![Ulex gallii Planch. [1849] (Ajonc de Le Gall)](https://api.tela-botanica.org/img:000824659CRS.jpg)
Le trèfle en Irlande. Le fuschia à l'Île de Man. L'ajonc en Cornouailles. Le chardon en Écosse et le cennin (mot qui désigne à la fois le poireau et la jonquille) au Pays de Galles. Tous les pays celtiques ont leur plante emblème. Ce n'était pas encore le cas de la Bretagne, reconnue par une figure du monde animal, l'hermine.
L'institu culturel de Bretagne (ICB) a voulu combler ce manque en proposant aux Bretons de se choisir un végétal qui puisse les représenter. « C'est un signe de reconnaissance récupérable par tous, non écrit et universel, hors des discours et qui garde en toutes circonstances son pouvoir de représentation mentale », explique l'ICB.
On recense, en Bretagne plus de 1 500 plantes sauvages ou agricoles, désignées par des milliers de noms, en breton, en gallo ou en français. Auxquelles il faudrait ajouter près de 5 000 plantes décoratives importées. Le choix n'était donc pas simple...

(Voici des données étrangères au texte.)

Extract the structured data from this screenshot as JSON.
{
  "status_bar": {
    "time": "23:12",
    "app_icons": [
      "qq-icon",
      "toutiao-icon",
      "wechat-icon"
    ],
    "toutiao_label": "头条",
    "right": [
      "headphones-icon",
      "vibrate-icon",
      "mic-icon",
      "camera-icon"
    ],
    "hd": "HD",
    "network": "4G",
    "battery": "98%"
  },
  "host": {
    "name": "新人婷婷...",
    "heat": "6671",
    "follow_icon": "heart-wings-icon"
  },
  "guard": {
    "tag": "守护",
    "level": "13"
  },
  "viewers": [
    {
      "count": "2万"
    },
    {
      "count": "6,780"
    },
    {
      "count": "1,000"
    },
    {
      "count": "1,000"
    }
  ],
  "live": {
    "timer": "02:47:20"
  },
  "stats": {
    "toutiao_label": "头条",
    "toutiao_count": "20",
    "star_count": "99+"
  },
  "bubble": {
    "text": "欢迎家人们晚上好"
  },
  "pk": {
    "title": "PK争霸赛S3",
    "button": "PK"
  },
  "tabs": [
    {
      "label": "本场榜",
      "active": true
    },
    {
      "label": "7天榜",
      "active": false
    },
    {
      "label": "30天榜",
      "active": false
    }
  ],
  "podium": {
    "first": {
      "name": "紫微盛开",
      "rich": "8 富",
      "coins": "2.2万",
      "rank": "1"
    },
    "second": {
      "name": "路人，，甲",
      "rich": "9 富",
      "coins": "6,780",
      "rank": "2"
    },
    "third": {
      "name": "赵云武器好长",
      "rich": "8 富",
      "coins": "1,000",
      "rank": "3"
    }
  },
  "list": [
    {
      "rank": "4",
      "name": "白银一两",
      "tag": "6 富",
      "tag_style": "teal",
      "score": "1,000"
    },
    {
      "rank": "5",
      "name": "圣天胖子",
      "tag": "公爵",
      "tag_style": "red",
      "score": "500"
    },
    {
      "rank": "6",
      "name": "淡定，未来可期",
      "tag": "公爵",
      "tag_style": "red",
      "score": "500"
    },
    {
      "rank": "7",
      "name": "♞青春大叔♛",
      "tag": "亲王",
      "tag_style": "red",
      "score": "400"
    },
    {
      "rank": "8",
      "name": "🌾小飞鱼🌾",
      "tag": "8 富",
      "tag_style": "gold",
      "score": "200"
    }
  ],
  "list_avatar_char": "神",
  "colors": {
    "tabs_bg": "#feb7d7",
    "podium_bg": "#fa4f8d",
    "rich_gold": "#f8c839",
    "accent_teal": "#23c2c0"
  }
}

À cette aune, l'ajonc, « Coeur d'or et épine d'acier de la Bretagne », chantait la grande poétesse du Trégor, Anjela Duval, s'imposait sans doute. « Lumineux au soleil, résistant aux éléments et attaché solidement au sol. Symbole de la ténacité des Bretons mais aussi de leur sensibilité » a plaidé un participant au concours, n'oubliant pas d'ajouter... « qui s'y frotte s'y pique ! » Gabriel Rivière, botaniste, auteur de l'atlas La flore du Morbihan, voit à l'ajonc une autre vertu : « Sa fleur a cinq pétales, une par départements bretons ».
Le genre ulex (ajonc en latin) compte une vingtaine d'espèces. Trois variétés sont très présentes en Bretagne : l'ajonc d'Europe, l'ajonc nain (ulex minor) et l'ajonc de Le Gall (ulex gallii en latin, lann vrezhonek en breton). Ce dernier doit son nom au botaniste morbihannais Nicolas Joseph Le Gall (1787-1860) qui l'avait identifié.